Keith parlò nel microfono. «Dalla Starplex a Occhio di Gatto. Dalla Starplex a Occhio di Gatto.»

Ed ecco l’incongruo accento francese. Keith si era quasi aspettato di sentirlo dire bonjour. «Salve, Starplex. Chiedere è sbagliato, però…»
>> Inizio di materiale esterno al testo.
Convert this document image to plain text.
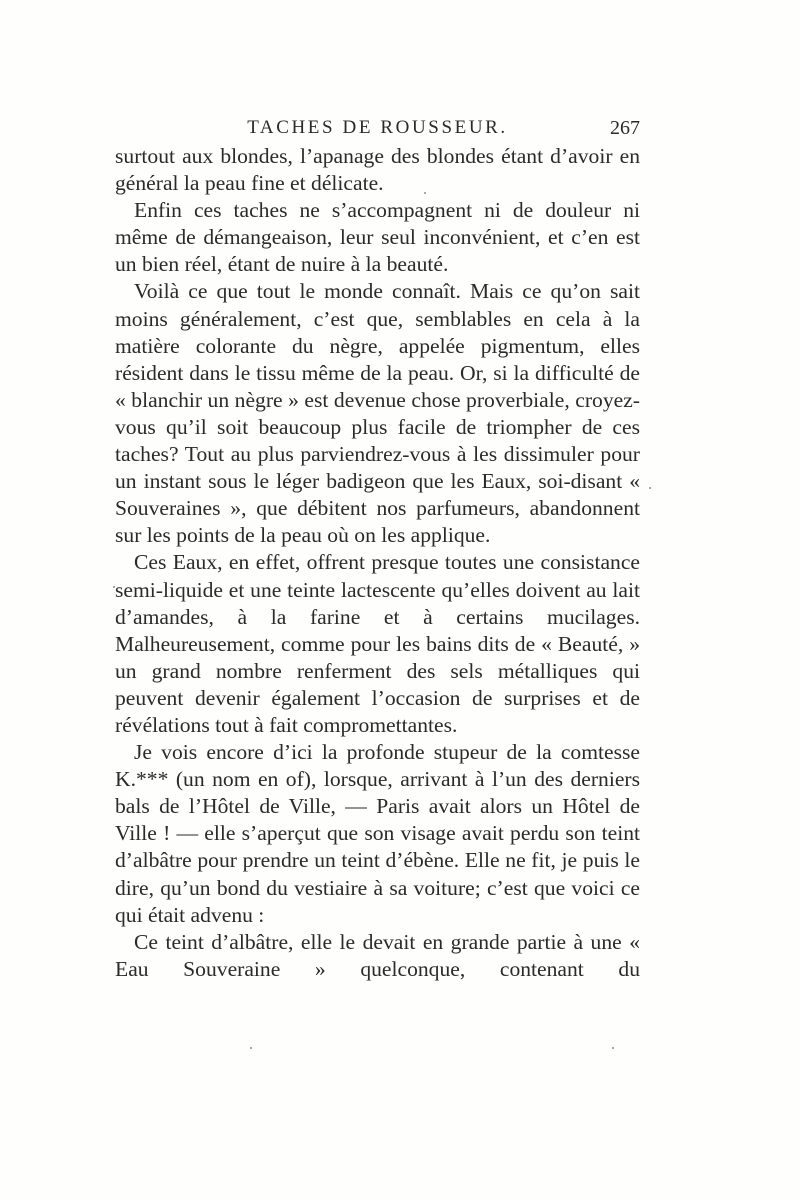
TACHES DE ROUSSEUR.	267

surtout aux blondes, l’apanage des blondes étant d’avoir en général la peau fine et délicate.

Enfin ces taches ne s’accompagnent ni de douleur ni même de démangeaison, leur seul inconvénient, et c’en est un bien réel, étant de nuire à la beauté.

Voilà ce que tout le monde connaît. Mais ce qu’on sait moins généralement, c’est que, semblables en cela à la matière colorante du nègre, appelée pigmentum, elles résident dans le tissu même de la peau. Or, si la difficulté de « blanchir un nègre » est devenue chose proverbiale, croyez-vous qu’il soit beaucoup plus facile de triompher de ces taches? Tout au plus parviendrez-vous à les dissimuler pour un instant sous le léger badigeon que les Eaux, soi-disant « Souveraines », que débitent nos parfumeurs, abandonnent sur les points de la peau où on les applique.

Ces Eaux, en effet, offrent presque toutes une consistance semi-liquide et une teinte lactescente qu’elles doivent au lait d’amandes, à la farine et à certains mucilages. Malheureusement, comme pour les bains dits de « Beauté, » un grand nombre renferment des sels métalliques qui peuvent devenir également l’occasion de surprises et de révélations tout à fait compromettantes.

Je vois encore d’ici la profonde stupeur de la comtesse K.*** (un nom en of), lorsque, arrivant à l’un des derniers bals de l’Hôtel de Ville, — Paris avait alors un Hôtel de Ville ! — elle s’aperçut que son visage avait perdu son teint d’albâtre pour prendre un teint d’ébène. Elle ne fit, je puis le dire, qu’un bond du vestiaire à sa voiture; c’est que voici ce qui était advenu :

Ce teint d’albâtre, elle le devait en grande partie à une « Eau Souveraine » quelconque, contenant du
Keith sorrise. «Sì, abbiamo notizie del vostro piccolo. Lo abbiamo localizzato. Ma si trova in orbita ravvicinata intorno a una stella azzurra, e non è capace di staccarsene con i propri mezzi.»

«Brutto» commentò Occhio di Gatto. «Brutto.»

Keith annuì. «Noi però abbiamo un’idea che potrebbe, ripeto “potrebbe”… permetterci di trarre in salvo il piccolo.»

«Bene» disse Occhio di Gatto.

«L’idea comporta un rischio elevato.»

«Quantificare.»

Keith guardò Jag, che sollevò tutte e quattro le spalle. «Impossibile» rispose l’umano. «Non abbiamo mai fatto niente del genere su una scala simile. Anzi, per la precisione, fino a poco tempo fa non sapevo nemmeno che esistesse la possibilità teorica di farlo. Potrebbe funzionare oppure no, e non ho modo di sapere come sono distribuite le probabilità.»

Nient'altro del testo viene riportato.